Pero en aquel instante un leño que humeaba en el hogar se rompió, y a la luz de su llamarada vio a Federico Bullen sentado junto a los amortiguados tizones.
—¡Hola!
Federico se sobresaltó, púsose de pie y fue hacia él, medio tambaleándose.
—¿Los compañeros dónde han ido?—dijo el viejo.
—Al momento vuelven por aquí. Han salido a fuera a dar un pequeño paseo. Les estoy esperando. ¿Qué miras tan fijamente, viejo? —añadió con risa forzada—, ¿vas a creer que estoy borracho?
Podía habérsele perdonado al viejo la suposición, pues los ojos de Federico estaban húmedos y su cara como un tomate.
Hízose un poco el remolón, y volvió a la chimenea. Bostezó, desperezóse, abrochó su levita, y dijo riendo:
—El vino no anda tan abundante como eso, viejo. No te levantes —prosiguió, cuando el viejo hizo un movimiento para librar su manga de la mano de Juanito—. No hagas cumplidos. Puedes quedarte ahí donde estás; me voy al instante. Ya están aquí.

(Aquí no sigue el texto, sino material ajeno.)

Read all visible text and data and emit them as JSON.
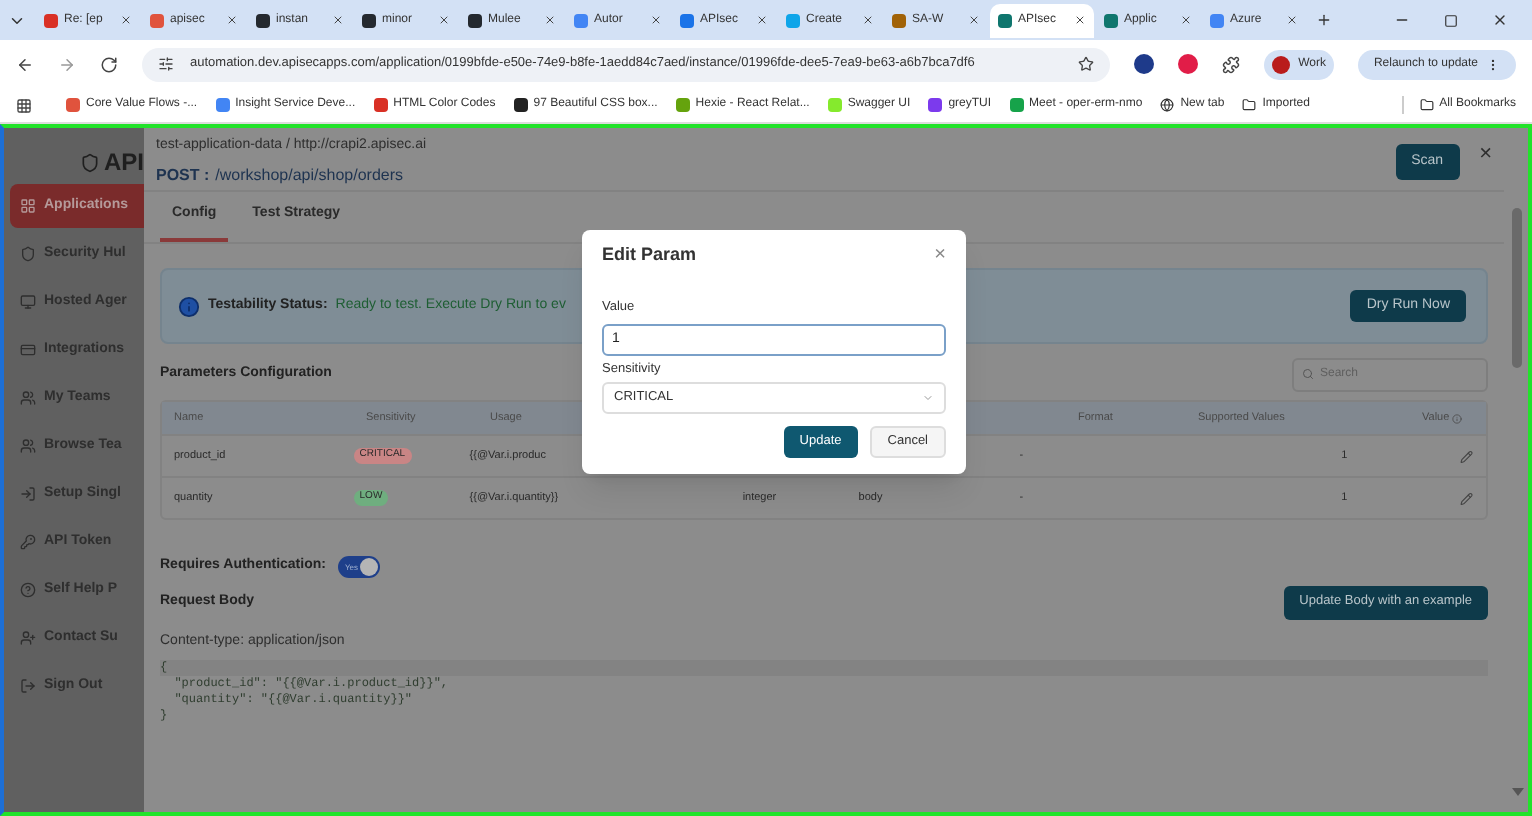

Llamaron suavemente a la puerta.
Federico Bullen abrióla, con un ademán se despidió del viejo y desapareció.
El viejo le hubiera seguido a no ser por la mano que aún inerte le detenía fuertemente, no siendo fácil desprenderse de ella. Era pequeña, débil y flaca; pero quizá por ser pequeña, débil y demacrada cedió a su presión y, aproximando aún más la silla a la cama, apoyó sobre ella la cabeza, sorprendiéndole el sueño en esta actitud.
La habitación osciló y se desvaneció ante sus ojos; reapareció, se desvaneció de nuevo, oscurecióse y le dejó dormido del todo.

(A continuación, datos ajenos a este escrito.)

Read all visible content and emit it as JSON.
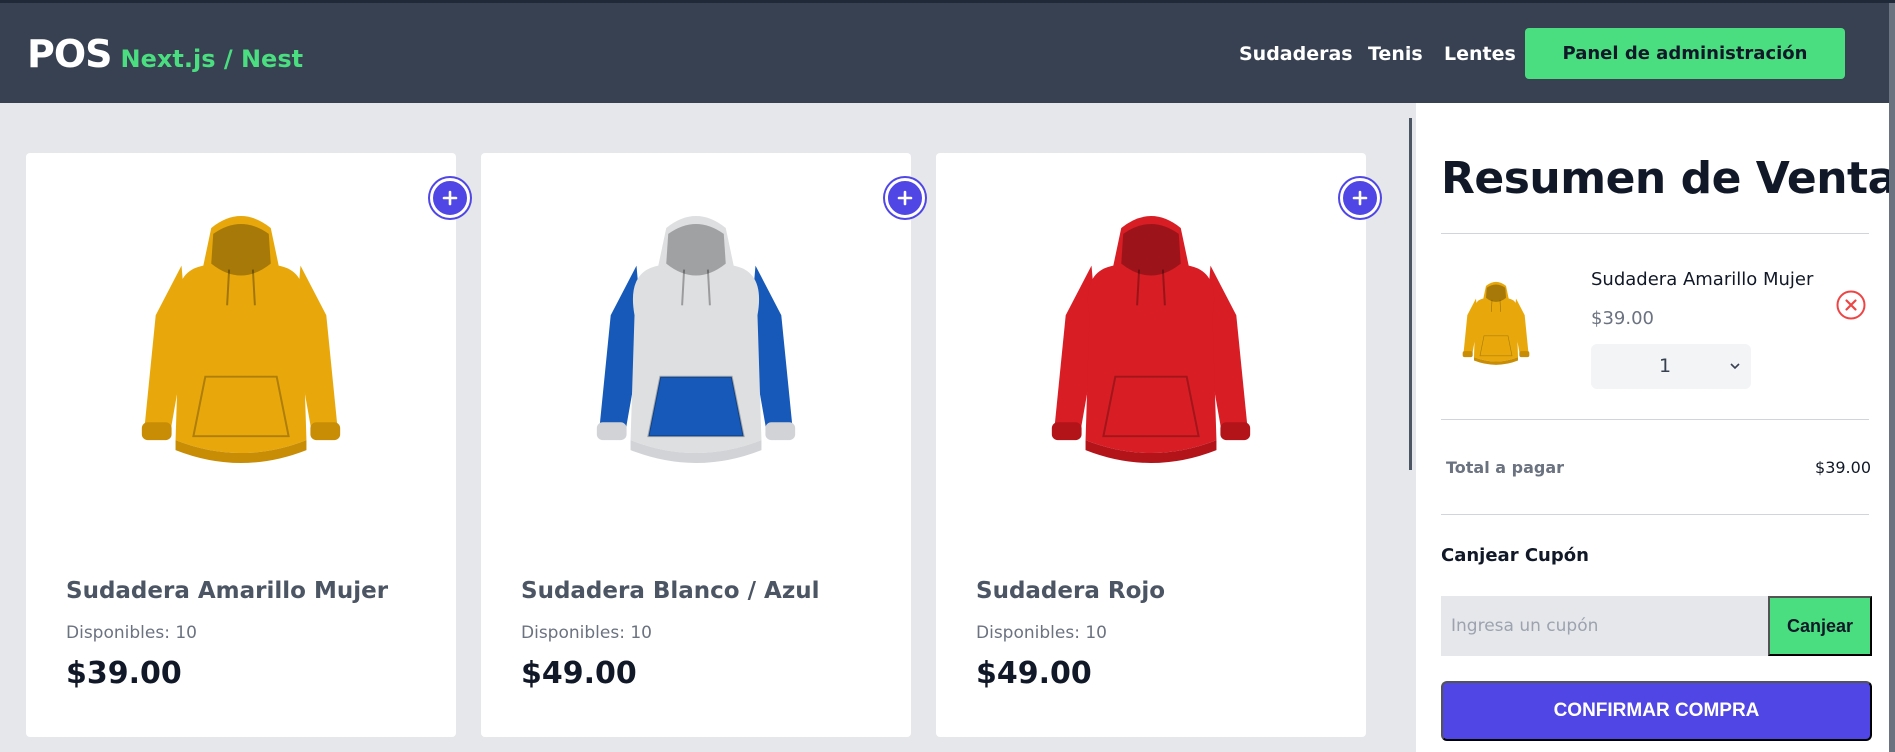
{
  "brand": {
    "name": "POS",
    "tagline": "Next.js / Nest"
  },
  "nav": {
    "items": [
      "Sudaderas",
      "Tenis",
      "Lentes"
    ],
    "admin_label": "Panel de administración"
  },
  "products": [
    {
      "name": "Sudadera Amarillo Mujer",
      "stock": "Disponibles: 10",
      "price": "$39.00",
      "colors": {
        "body": "#e8a80c",
        "sleeves": "#e8a80c",
        "pocket": "#e8a80c",
        "cuffs": "#c88d05"
      }
    },
    {
      "name": "Sudadera Blanco / Azul",
      "stock": "Disponibles: 10",
      "price": "$49.00",
      "colors": {
        "body": "#dedfe1",
        "sleeves": "#1659b8",
        "pocket": "#1659b8",
        "cuffs": "#d1d3d6"
      }
    },
    {
      "name": "Sudadera Rojo",
      "stock": "Disponibles: 10",
      "price": "$49.00",
      "colors": {
        "body": "#d81d24",
        "sleeves": "#d81d24",
        "pocket": "#d81d24",
        "cuffs": "#b3141a"
      }
    }
  ],
  "summary": {
    "title": "Resumen de Venta",
    "item": {
      "name": "Sudadera Amarillo Mujer",
      "price": "$39.00",
      "quantity": "1"
    },
    "total_label": "Total a pagar",
    "total_value": "$39.00",
    "coupon_title": "Canjear Cupón",
    "coupon_placeholder": "Ingresa un cupón",
    "coupon_button": "Canjear",
    "confirm_button": "CONFIRMAR COMPRA"
  },
  "colors": {
    "header": "#374151",
    "accent_green": "#4ade80",
    "accent_indigo": "#4f46e5",
    "remove_red": "#ef4444"
  },
  "icons": {
    "add": "plus-circle-icon",
    "remove": "x-circle-icon",
    "select": "chevron-down-icon"
  }
}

En tanto, Federico Bullen cerró la puerta, y se juntó a sus camaradas.
—¿Estás listo? —dijo Conrado.
—¡Listo! —dijo Federico—, ¿qué hora es?
—La una —contestó—, ¿puedes hacerlo? Son casi cincuenta millas entre ida y vuelta.
—Así me parece —contestó Federico brevemente—. ¿Está la yegua aquí?

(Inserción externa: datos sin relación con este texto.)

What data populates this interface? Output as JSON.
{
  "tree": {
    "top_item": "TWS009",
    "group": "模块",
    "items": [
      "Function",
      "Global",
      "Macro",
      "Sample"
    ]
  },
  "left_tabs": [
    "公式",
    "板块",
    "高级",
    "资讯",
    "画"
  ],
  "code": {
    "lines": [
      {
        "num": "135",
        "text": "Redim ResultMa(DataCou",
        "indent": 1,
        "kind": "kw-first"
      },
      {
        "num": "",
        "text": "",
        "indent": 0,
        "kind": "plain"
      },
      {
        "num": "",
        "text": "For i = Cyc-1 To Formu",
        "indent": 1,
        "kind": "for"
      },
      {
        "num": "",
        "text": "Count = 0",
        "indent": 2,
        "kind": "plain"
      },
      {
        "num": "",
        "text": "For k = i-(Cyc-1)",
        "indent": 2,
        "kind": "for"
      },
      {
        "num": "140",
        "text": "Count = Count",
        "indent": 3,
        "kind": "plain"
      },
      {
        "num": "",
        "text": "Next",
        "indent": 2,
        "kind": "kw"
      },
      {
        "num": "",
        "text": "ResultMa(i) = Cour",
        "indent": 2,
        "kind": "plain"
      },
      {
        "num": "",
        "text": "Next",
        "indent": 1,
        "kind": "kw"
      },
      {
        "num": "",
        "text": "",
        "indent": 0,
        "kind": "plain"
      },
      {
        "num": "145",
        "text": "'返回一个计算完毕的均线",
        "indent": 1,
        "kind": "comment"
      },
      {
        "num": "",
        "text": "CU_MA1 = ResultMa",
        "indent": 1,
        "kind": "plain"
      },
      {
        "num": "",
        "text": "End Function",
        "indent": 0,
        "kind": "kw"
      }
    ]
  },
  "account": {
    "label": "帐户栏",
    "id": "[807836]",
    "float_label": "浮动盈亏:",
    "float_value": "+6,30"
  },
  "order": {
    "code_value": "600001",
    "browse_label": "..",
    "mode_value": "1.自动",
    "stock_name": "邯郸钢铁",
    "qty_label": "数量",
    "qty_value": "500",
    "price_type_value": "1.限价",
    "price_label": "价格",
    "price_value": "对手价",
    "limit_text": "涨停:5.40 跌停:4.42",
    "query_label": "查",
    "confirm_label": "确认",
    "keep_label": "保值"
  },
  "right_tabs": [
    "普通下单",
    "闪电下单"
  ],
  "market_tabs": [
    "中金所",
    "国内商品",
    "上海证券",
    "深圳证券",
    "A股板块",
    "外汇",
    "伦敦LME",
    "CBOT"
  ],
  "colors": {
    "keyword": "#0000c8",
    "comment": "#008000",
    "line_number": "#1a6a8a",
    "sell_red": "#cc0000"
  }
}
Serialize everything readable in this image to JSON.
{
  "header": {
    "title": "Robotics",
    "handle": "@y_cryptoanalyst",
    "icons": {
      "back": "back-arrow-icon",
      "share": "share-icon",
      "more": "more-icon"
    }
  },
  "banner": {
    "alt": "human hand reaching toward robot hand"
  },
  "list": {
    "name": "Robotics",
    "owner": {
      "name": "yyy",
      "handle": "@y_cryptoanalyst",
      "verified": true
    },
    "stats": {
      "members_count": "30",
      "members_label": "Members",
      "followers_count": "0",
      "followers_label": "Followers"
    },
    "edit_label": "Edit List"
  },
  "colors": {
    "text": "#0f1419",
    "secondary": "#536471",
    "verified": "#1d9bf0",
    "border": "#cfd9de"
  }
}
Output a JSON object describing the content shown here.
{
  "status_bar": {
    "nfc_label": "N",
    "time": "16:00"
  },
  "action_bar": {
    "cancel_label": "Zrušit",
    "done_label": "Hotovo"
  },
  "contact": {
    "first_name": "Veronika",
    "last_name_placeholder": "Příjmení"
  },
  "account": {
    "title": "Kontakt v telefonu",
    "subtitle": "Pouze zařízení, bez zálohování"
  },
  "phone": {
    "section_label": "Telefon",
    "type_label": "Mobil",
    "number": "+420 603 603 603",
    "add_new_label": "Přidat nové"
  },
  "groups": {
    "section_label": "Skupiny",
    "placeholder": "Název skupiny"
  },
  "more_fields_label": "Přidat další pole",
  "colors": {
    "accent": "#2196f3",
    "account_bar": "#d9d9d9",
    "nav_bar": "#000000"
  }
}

—Bill y Jaime la tienen ya en el pinar.
—Pues que la guarden un momento.
Volvióse y entró otra vez cautelosamente en la casa.
Guiado por la débil luz de la vela que se corría y del amortiguado fuego, observó que la puerta del cuartito estaba abierta y se fue hacia ella de puntillas.
El viejo roncaba echado en su silla, con las piernas extendidas, la cabeza hacia atrás y el sombrero calado hasta las cejas.
A su lado, sobre una estrecha cama de madera, yacía Juanito envuelto estrechamente como una momia en la manta, que le tapaba todo, excepto una parte de la frente y una manecita cárdena y estirada que pugnaba inútilmente por entrar.
Federico Bullen avanzó un paso, titubeó y miró por encima del hombro la desierta sala.
Reinaba el silencio más profundo.
Con súbita resolución se inclinó sobre el dormido muchacho, separando con ambas manos sus grandes bigotes.
Mas, en el instante de hacerlo, un travieso soplo de aire que le acechaba, giró en torbellino por la chimenea abajo, reanimando el hogar y despidiendo viva claridad, de la que huyó Federico como asustado.
Sus compañeros le esperaban ya en el pinar.
Dos de ellos luchaban para sujetar en la oscuridad un ser extrañamente disforme, el cual a medida que Federico se acercaba, fue delineando su figura. Era la yegua.
El cuadrúpedo no tenía, en realidad, bonita estampa.